Ich gebe zu: Ich bin immer wieder in einer Findungsphase, was das Verbessern von Material in Spielen und Zusatzmaterial betrifft. Mal sleeve ich Spiele, mal finde ich es nicht gut, Plastikhüllen zu kaufen, um Papier hinein zu stecken. Und immer wieder gibt es die ein oder andere Phase, wo ich das allgemeine Material wie Ressourcen in kleine Sammelboxen aus Elektronikläden packe, um es besser auf dem Tisch organisieren zu können – oder ich kaufe Schälchen und andere Aufbewahrungsbehälter. Auch Kartenhalter und spieler:innenbezogene Aufbewahrungsmöglichkeiten befinden sich schon bei mir zu Hause. Alles, um Platz zu sparen oder das Spielerlebnis besser zu machen.

Ein großer Fan bin ich auch von Metallmünzen, wenn es diese bezogen auf ein Spiel gibt. Und auch das ein oder andere Materialupgrade ist über den BGG-Store oder ähnliches bei mir eingezogen.
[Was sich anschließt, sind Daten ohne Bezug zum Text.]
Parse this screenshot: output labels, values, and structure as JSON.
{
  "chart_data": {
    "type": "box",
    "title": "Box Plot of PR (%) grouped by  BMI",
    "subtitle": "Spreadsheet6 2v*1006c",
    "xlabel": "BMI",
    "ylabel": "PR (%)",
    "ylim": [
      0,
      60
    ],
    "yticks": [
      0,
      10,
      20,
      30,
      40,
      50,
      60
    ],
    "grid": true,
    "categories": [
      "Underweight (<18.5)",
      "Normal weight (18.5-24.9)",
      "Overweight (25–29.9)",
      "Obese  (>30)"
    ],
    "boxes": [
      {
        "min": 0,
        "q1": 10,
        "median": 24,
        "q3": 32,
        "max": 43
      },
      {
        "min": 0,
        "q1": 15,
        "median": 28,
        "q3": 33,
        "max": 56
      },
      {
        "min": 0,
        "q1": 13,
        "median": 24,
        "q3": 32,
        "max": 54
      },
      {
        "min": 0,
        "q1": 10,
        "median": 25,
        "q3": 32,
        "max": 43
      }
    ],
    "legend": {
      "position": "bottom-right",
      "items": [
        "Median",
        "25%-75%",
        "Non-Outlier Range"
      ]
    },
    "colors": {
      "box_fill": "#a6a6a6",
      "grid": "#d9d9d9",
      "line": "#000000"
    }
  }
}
Ich mag eine schöne Haptik und bin gerne bereit etwas mehr Geld dafür auszugeben. Zum Beispiel ärgere ich mich immer noch über die Tableaus bei Arche Nova, denn das Spiel ist wirklich super und verdient daher auch vollständig gutes Material, für welches ich auch gerne ein paar Euro mehr gezahlt hätte.

Aber macht tolles Material umgekehrt auch wirklich immer ein Spiel besser? Ist ein Spiel wie Arche Nova oder auch Terraforming Mars mit den dünnen Plänen unspielbar?! Natürlich nicht. Gibt es hingegen Beispiele zu Spielen, wo das Material wirklich toll ist, aber das Spiel nicht? Oh ja!

Ein Beispiel aus meiner eigenen Sammlung, was mir da immer in den Sinn kommt, ist Agra, welches bei Quined Games erschienen ist. Das Spiel hatte eigentlich alles: mit Worker Placement und Mehrheiten-Mechanismen, die ich mag, eine optisch ansprechende Gestaltung und vor allem viel schöne Holzmaterialien, die besonders gestaltet waren und ein beeindruckendes dreidimensionales Tableau mit Vertiefungen für Marker und Holzwürfel … und dann habe ich es gespielt – und war fassungslos. Ich wollte es doch mögen, denn es war schön und passte auch zu der Art von Spielen, die ich gerne auf den Tisch bringe. Aber es war nur mühsam. Spaß kam wirklich keiner auf und so wird es allein schon aus Platzgründen mein Regal bald verlassen. Nach nur zwei Partien. Zu mehr konnte ich mich nicht aufraffen … und ich kann nicht erklären, warum es seit über vier Jahren ohne Partie noch bei mir ist.

Aktuell hadere ich nun mit dem Spiel Rulebenders von Game Brewer. Auch hier: Zeitreise als Thema, Mehrheitenwertung, Handmanagement und das Material der Deluxe Ausgabe über Kickstarter ist wirklich klasse, und es hat schöne Aufbewahrungsmöglichkeiten für den Tisch, welche auch als Inlay dienen. Aber die Erstpartie hat mich auch hier ratlos zurückgelassen. Es ist nicht so gravierend wie bei Agra, aber ich bin unsicher wie viele Chancen es noch bekommen wird.

Was ziehe ich nun persönlich für Schlüsse daraus? Es ist kompliziert, denn einige solcher Spiele erwarten mich ja noch in näherer Zukunft. Aber ich glaube, dass ich künftig dem Charme von beeindruckendem Material nicht mehr so erliegen werde und lieber Spiele, die mir viel Freude bereiten versuchen werde aufzuwerten, wenn es sinnvoll ist … vielleicht ist auch das aber wieder nur Phase, bis das nächste mich blendende Projekt kommt. Ich glaube, wir Spieler:innen sind auch gerne mal leichtgläubig – und in unserem Hobbyuniversum dürfen wir das auch sein, oder?